# Help identifying S&W 38 Revolver



## Chris3425 (Feb 22, 2013)

My boss has an old Smith and Wesson 38 revolver that he inherited from his dad. It doesn't have a swing out cylinder, there is a cut out to load cartridges and the cylinder doesn't swing out you pull a pin and take the cylinder out. The grips are black plastic, not sure if they are originals. The serial number is 58019.

If anyone has any ideas as to what model this is and year of manufacture any help would be appreciated.


----------



## Spike12 (Dec 10, 2008)

There is a S&W forum. "S-W Forum" is it's tag. They have a section where the members provide a service of identifying and value of guns. 

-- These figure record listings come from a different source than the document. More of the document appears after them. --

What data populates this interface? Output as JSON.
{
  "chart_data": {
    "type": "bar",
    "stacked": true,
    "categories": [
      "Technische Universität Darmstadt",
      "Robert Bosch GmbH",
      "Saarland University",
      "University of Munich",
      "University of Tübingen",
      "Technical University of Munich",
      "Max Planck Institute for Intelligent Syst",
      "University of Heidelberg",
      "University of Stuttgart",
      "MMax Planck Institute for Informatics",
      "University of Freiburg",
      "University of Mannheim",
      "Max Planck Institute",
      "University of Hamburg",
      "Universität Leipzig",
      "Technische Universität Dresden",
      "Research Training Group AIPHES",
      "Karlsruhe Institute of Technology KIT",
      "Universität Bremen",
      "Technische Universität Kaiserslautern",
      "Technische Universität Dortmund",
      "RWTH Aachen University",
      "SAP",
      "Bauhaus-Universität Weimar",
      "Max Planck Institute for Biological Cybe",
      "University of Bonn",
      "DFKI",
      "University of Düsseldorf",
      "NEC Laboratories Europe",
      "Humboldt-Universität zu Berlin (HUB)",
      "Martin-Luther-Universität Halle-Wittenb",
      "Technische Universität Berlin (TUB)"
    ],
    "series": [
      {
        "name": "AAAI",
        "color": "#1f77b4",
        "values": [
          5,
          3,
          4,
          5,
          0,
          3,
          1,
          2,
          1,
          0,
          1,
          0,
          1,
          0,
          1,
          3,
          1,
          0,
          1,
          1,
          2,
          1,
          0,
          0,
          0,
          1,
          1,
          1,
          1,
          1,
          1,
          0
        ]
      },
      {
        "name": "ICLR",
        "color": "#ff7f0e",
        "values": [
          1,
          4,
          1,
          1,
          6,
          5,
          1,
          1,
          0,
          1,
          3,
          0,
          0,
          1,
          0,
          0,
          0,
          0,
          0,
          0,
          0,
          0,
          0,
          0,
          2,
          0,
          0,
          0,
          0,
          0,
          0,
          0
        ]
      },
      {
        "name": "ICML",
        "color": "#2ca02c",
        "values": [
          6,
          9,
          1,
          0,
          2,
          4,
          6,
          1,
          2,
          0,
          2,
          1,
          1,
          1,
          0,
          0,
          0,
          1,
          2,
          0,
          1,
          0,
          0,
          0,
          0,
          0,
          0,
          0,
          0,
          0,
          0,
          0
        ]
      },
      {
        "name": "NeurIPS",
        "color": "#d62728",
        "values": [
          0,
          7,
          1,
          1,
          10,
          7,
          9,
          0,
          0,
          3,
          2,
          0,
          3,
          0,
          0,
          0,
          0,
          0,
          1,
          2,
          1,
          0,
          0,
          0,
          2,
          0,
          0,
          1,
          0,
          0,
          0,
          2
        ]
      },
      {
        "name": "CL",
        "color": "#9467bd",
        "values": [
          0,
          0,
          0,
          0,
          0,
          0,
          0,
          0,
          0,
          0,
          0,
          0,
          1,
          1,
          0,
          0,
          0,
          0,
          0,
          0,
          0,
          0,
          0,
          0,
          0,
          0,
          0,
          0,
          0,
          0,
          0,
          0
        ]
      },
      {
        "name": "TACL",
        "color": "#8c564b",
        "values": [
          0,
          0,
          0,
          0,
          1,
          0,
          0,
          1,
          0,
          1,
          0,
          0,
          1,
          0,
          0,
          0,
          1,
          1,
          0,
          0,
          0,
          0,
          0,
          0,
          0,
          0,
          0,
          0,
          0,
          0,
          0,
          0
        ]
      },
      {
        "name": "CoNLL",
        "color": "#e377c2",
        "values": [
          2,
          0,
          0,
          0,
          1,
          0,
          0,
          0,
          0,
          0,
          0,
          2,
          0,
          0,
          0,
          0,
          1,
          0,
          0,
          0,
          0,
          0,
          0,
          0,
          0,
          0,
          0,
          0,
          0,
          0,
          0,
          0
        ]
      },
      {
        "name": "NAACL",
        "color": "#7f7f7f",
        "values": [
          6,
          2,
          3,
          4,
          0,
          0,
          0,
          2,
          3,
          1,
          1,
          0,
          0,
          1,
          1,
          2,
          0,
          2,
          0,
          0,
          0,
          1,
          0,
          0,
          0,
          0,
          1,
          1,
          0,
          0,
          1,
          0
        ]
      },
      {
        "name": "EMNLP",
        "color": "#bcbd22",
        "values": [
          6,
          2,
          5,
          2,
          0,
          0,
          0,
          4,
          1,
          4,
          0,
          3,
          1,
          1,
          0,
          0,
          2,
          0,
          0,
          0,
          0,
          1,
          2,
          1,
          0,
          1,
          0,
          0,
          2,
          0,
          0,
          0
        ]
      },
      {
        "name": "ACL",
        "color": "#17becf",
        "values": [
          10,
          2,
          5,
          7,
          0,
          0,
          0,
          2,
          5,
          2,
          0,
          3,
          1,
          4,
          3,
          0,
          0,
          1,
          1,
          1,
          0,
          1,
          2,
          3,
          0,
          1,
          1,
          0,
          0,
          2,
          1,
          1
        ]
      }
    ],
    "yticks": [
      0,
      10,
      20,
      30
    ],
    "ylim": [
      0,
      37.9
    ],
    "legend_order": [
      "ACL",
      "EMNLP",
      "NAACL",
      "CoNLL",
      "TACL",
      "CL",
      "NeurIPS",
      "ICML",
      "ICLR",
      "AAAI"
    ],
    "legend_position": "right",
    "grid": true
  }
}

NOTE: THERE IS A STICKY AT THE TOP OF THE PAGE THAT SAYS WHAT INFORMATION OFF YOUR GUN THEY NEED FIRST. FAILURE TO FOLLOW THAT WILL RESULT IN BAD WORDS AND NO INFO.


----------



## Steve M1911A1 (Feb 6, 2008)

That's not a S&W revolver.
It uses .38 S&W cartridges, but it was made by Harrington & Richardson.
They called it The American Double Action revolver.
This model was made from 1883 to 1940. Its serial number might indicate its year of manufacture, but my references don't say anything about that.
According to my references, it isn't worth much.

You might contact H&R and ask them for information. Click on: H&R 1871


----------



## Chris3425 (Feb 22, 2013)

Thank you that is the gun. I knew I could count on this forum for help!


----------